Wir fuhren an der Live Oak Mall vorbei, die mit Brettern verbarrikadiert war. In meiner Kindheit war dort immer richtig was los gewesen – ein zweistöckiger Bau mit einem gläsernen Aufzug und Brunnen aus Mosaiksteinen. Meine Mutter kaufte dort mit Mason und mir Kleidung für die Schule ein, und meinem Vater schmeckte bei Woolworth immer das Salisbury Steak. Aber mit den Outlets draußen an der Bundesstraße war es mit der Mall vorbei. Nach der Schließung war mein Vater mal gerufen worden, weil eine Gruppe von Pennern drinnen ein Lagerfeuer machte. Ein andermal war jemand eingebrochen und hatte die Wände mit Graffiti beschmiert. Mittlerweile war das Grundstück von einem Sicherheitszaun umgeben.

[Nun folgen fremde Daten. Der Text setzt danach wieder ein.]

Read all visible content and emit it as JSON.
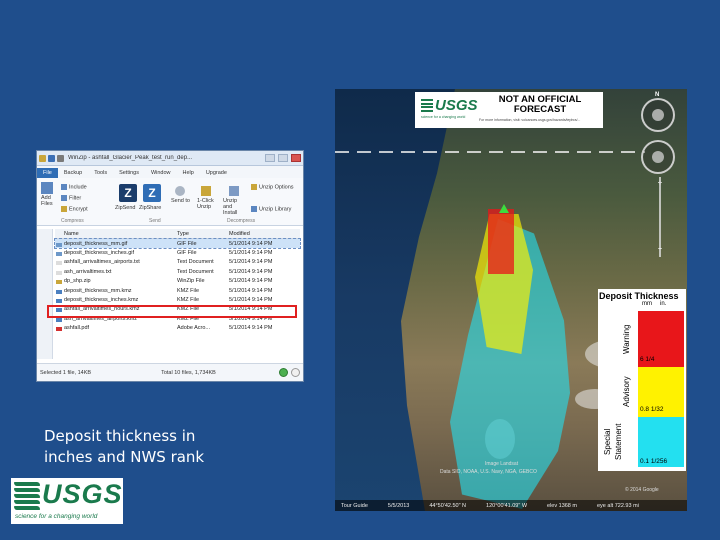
{
  "caption": {
    "line1": "Deposit thickness in",
    "line2": "inches and NWS rank"
  },
  "logo": {
    "text": "USGS",
    "tagline": "science for a changing world"
  },
  "winzip": {
    "title": "WinZip - ashfall_Glacier_Peak_test_run_dep...",
    "tabs": [
      "File",
      "Backup",
      "Tools",
      "Settings",
      "Window",
      "Help",
      "Upgrade"
    ],
    "ribbon": {
      "add_files": "Add Files",
      "include": "Include",
      "filter": "Filter",
      "encrypt": "Encrypt",
      "zipsend": "ZipSend",
      "zipshare": "ZipShare",
      "send_to": "Send to",
      "one_click_unzip": "1-Click Unzip",
      "unzip_and_install": "Unzip and Install",
      "unzip_options": "Unzip Options",
      "unzip_library": "Unzip Library",
      "group_compress": "Compress",
      "group_send": "Send",
      "group_decompress": "Decompress"
    },
    "columns": [
      "Name",
      "Type",
      "Modified"
    ],
    "files": [
      {
        "name": "deposit_thickness_mm.gif",
        "type": "GIF File",
        "modified": "5/1/2014 9:14 PM"
      },
      {
        "name": "deposit_thickness_inches.gif",
        "type": "GIF File",
        "modified": "5/1/2014 9:14 PM"
      },
      {
        "name": "ashfall_arrivaltimes_airports.txt",
        "type": "Text Document",
        "modified": "5/1/2014 9:14 PM"
      },
      {
        "name": "ash_arrivaltimes.txt",
        "type": "Text Document",
        "modified": "5/1/2014 9:14 PM"
      },
      {
        "name": "dp_shp.zip",
        "type": "WinZip File",
        "modified": "5/1/2014 9:14 PM"
      },
      {
        "name": "deposit_thickness_mm.kmz",
        "type": "KMZ File",
        "modified": "5/1/2014 9:14 PM"
      },
      {
        "name": "deposit_thickness_inches.kmz",
        "type": "KMZ File",
        "modified": "5/1/2014 9:14 PM"
      },
      {
        "name": "ashfall_arrivaltimes_hours.kmz",
        "type": "KMZ File",
        "modified": "5/1/2014 9:14 PM"
      },
      {
        "name": "ash_arrivaltimes_airports.kmz",
        "type": "KMZ File",
        "modified": "5/1/2014 9:14 PM"
      },
      {
        "name": "ashfall.pdf",
        "type": "Adobe Acro...",
        "modified": "5/1/2014 9:14 PM"
      }
    ],
    "status_left": "Selected 1 file, 14KB",
    "status_right": "Total 10 files, 1,734KB"
  },
  "map": {
    "forecast_title": "NOT AN OFFICIAL FORECAST",
    "banner_logo": "USGS",
    "banner_tagline": "science for a changing world",
    "banner_url": "For more information, visit: volcanoes.usgs.gov/hazards/tephra/...",
    "legend": {
      "title": "Deposit Thickness",
      "units": [
        "mm",
        "in."
      ],
      "bands": [
        {
          "rank": "Warning",
          "color": "#e8161a",
          "value": "6    1/4"
        },
        {
          "rank": "Advisory",
          "color": "#fff200",
          "value": "0.8  1/32"
        },
        {
          "rank": "Special Statement",
          "color": "#23e0f0",
          "value": "0.1  1/256"
        }
      ]
    },
    "attribution": "Image Landsat",
    "attribution2": "Data SIO, NOAA, U.S. Navy, NGA, GEBCO",
    "google": "© 2014 Google",
    "status": {
      "tour": "Tour Guide",
      "date": "5/5/2013",
      "lat": "44°50'42.50\" N",
      "lon": "120°00'41.09\" W",
      "elev": "elev 1368 m",
      "eye": "eye alt 722.93 mi"
    },
    "colors": {
      "warning": "#e8161a",
      "advisory": "#fff200",
      "special": "#23e0f0",
      "volcano": "#3ddc3d"
    }
  }
}
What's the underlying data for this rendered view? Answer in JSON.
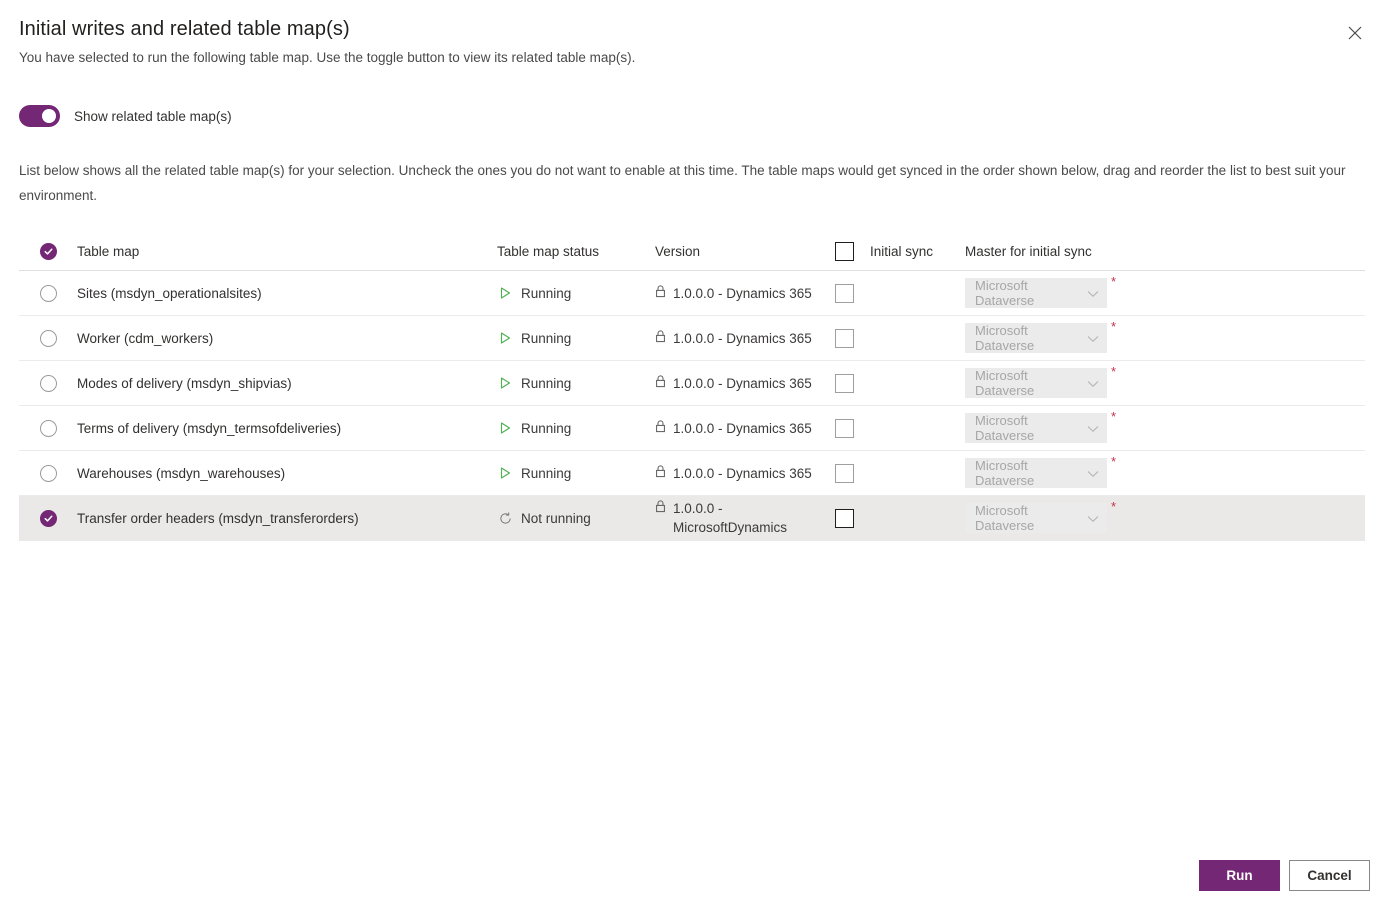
{
  "dialog": {
    "title": "Initial writes and related table map(s)",
    "subtitle": "You have selected to run the following table map. Use the toggle button to view its related table map(s).",
    "close_icon": "close-icon",
    "description": "List below shows all the related table map(s) for your selection. Uncheck the ones you do not want to enable at this time. The table maps would get synced in the order shown below, drag and reorder the list to best suit your environment.",
    "accent_color": "#742774"
  },
  "toggle": {
    "label": "Show related table map(s)",
    "state": "on"
  },
  "table": {
    "headers": {
      "select_all": "select-all-checked",
      "table_map": "Table map",
      "table_map_status": "Table map status",
      "version": "Version",
      "initial_sync": "Initial sync",
      "master_for_initial_sync": "Master for initial sync"
    },
    "rows": [
      {
        "selected": false,
        "name": "Sites (msdyn_operationalsites)",
        "status": "Running",
        "status_icon": "play-icon",
        "version": "1.0.0.0 - Dynamics 365",
        "version_icon": "lock-icon",
        "initial_sync_checked": false,
        "master": "Microsoft Dataverse",
        "required": "*"
      },
      {
        "selected": false,
        "name": "Worker (cdm_workers)",
        "status": "Running",
        "status_icon": "play-icon",
        "version": "1.0.0.0 - Dynamics 365",
        "version_icon": "lock-icon",
        "initial_sync_checked": false,
        "master": "Microsoft Dataverse",
        "required": "*"
      },
      {
        "selected": false,
        "name": "Modes of delivery (msdyn_shipvias)",
        "status": "Running",
        "status_icon": "play-icon",
        "version": "1.0.0.0 - Dynamics 365",
        "version_icon": "lock-icon",
        "initial_sync_checked": false,
        "master": "Microsoft Dataverse",
        "required": "*"
      },
      {
        "selected": false,
        "name": "Terms of delivery (msdyn_termsofdeliveries)",
        "status": "Running",
        "status_icon": "play-icon",
        "version": "1.0.0.0 - Dynamics 365",
        "version_icon": "lock-icon",
        "initial_sync_checked": false,
        "master": "Microsoft Dataverse",
        "required": "*"
      },
      {
        "selected": false,
        "name": "Warehouses (msdyn_warehouses)",
        "status": "Running",
        "status_icon": "play-icon",
        "version": "1.0.0.0 - Dynamics 365",
        "version_icon": "lock-icon",
        "initial_sync_checked": false,
        "master": "Microsoft Dataverse",
        "required": "*"
      },
      {
        "selected": true,
        "name": "Transfer order headers (msdyn_transferorders)",
        "status": "Not running",
        "status_icon": "not-running-icon",
        "version": "1.0.0.0 - MicrosoftDynamics",
        "version_icon": "lock-icon",
        "initial_sync_checked": false,
        "master": "Microsoft Dataverse",
        "required": "*"
      }
    ]
  },
  "footer": {
    "run_label": "Run",
    "cancel_label": "Cancel"
  }
}
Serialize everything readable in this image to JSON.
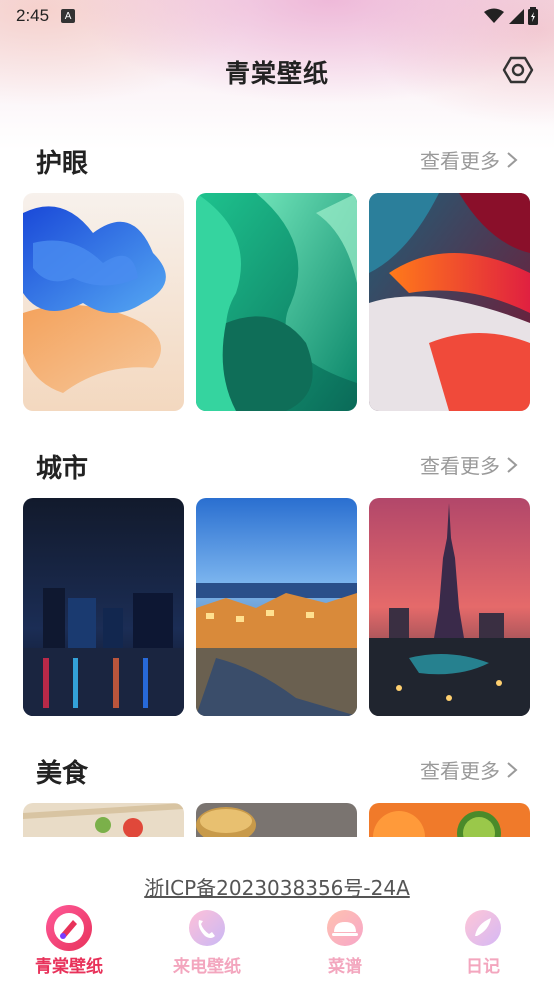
{
  "status_bar": {
    "time": "2:45",
    "notif_icon": "A"
  },
  "header": {
    "title": "青棠壁纸"
  },
  "sections": [
    {
      "title": "护眼",
      "more": "查看更多"
    },
    {
      "title": "城市",
      "more": "查看更多"
    },
    {
      "title": "美食",
      "more": "查看更多"
    }
  ],
  "footer": {
    "icp": "浙ICP备2023038356号-24A"
  },
  "tabs": [
    {
      "label": "青棠壁纸",
      "active": true
    },
    {
      "label": "来电壁纸",
      "active": false
    },
    {
      "label": "菜谱",
      "active": false
    },
    {
      "label": "日记",
      "active": false
    }
  ],
  "colors": {
    "accent": "#e8325a",
    "inactive_tab": "#f3a6be",
    "more_text": "#9a9a9a"
  }
}
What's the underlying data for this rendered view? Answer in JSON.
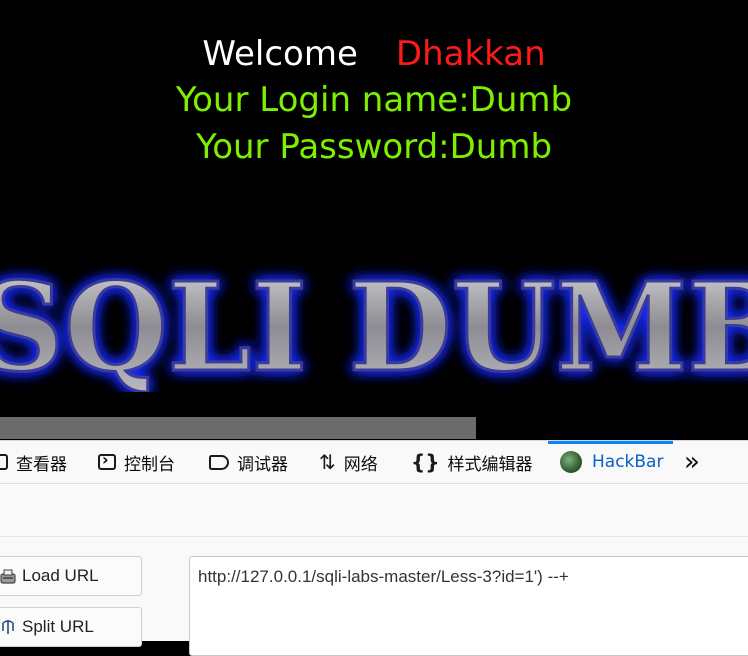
{
  "page": {
    "welcome": "Welcome",
    "username_display": "Dhakkan",
    "login_line": "Your Login name:Dumb",
    "password_line": "Your Password:Dumb",
    "banner_text": "SQLI DUMB",
    "colors": {
      "background": "#000000",
      "welcome": "#ffffff",
      "username": "#ff1a1a",
      "info": "#7cf000",
      "banner_glow": "#1a2cff"
    }
  },
  "devtools": {
    "tabs": [
      {
        "label": "查看器",
        "icon": "inspector-icon"
      },
      {
        "label": "控制台",
        "icon": "console-icon"
      },
      {
        "label": "调试器",
        "icon": "debugger-icon"
      },
      {
        "label": "网络",
        "icon": "network-icon"
      },
      {
        "label": "样式编辑器",
        "icon": "style-editor-icon"
      },
      {
        "label": "HackBar",
        "icon": "hackbar-icon",
        "active": true
      }
    ],
    "overflow_icon": "chevrons-right-icon",
    "hackbar": {
      "load_url_label": "Load URL",
      "split_url_label": "Split URL",
      "url_value": "http://127.0.0.1/sqli-labs-master/Less-3?id=1') --+"
    },
    "accent_color": "#0a84ff"
  }
}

Ganz oben auf einem Telefonmast saß ein Truthahngeier, das schwarze Gefieder dick aufgeplustert, um sich bei dem Wind warmzuhalten, drehte seinen hässlichen roten Kopf hin und her und behielt die Felder im Auge. Wäre meine Mutter bei uns gewesen, hätte sie gesagt: «Er ist auf der Suche nach seinem Abendessen.» Jedes Mal, wenn ich einen Habicht oder Geier sah, hörte ich ihre Stimme diesen Satz sagen, auch wenn sie gar nicht da war. Meinem Vater ging es wahrscheinlich genauso. Die Sonne war vor einer Stunde untergegangen, vielleicht auch etwas früher. Wir fuhren gen Osten, mithin nicht nach Hause.

«An diesem Wochenende findet eine Waffenshow statt», sagte mein Vater. «Heute Abend sind die Early Birds dran. Ich dachte, wir könnten mal vorbeischauen.»

«Wir könnten was für Mason besorgen. Mom packt gerade ein Päckchen für ihn.»

«Die Snack-Bar hat wahrscheinlich auch auf», warf er ein. «Da gibt es diese Frito Pies.»

«Ich habe ziemlich viel zu Mittag gegessen», gab ich zurück. Ich hatte die Mittagspause damit verbracht, durch die Schulgänge zu streifen. Dabei hatte ich ein paar Schließfächer aufgebrochen, in denen ich aber erwartungsgemäß nur haufenweise Süßigkeiten und Zigaretten vorfand.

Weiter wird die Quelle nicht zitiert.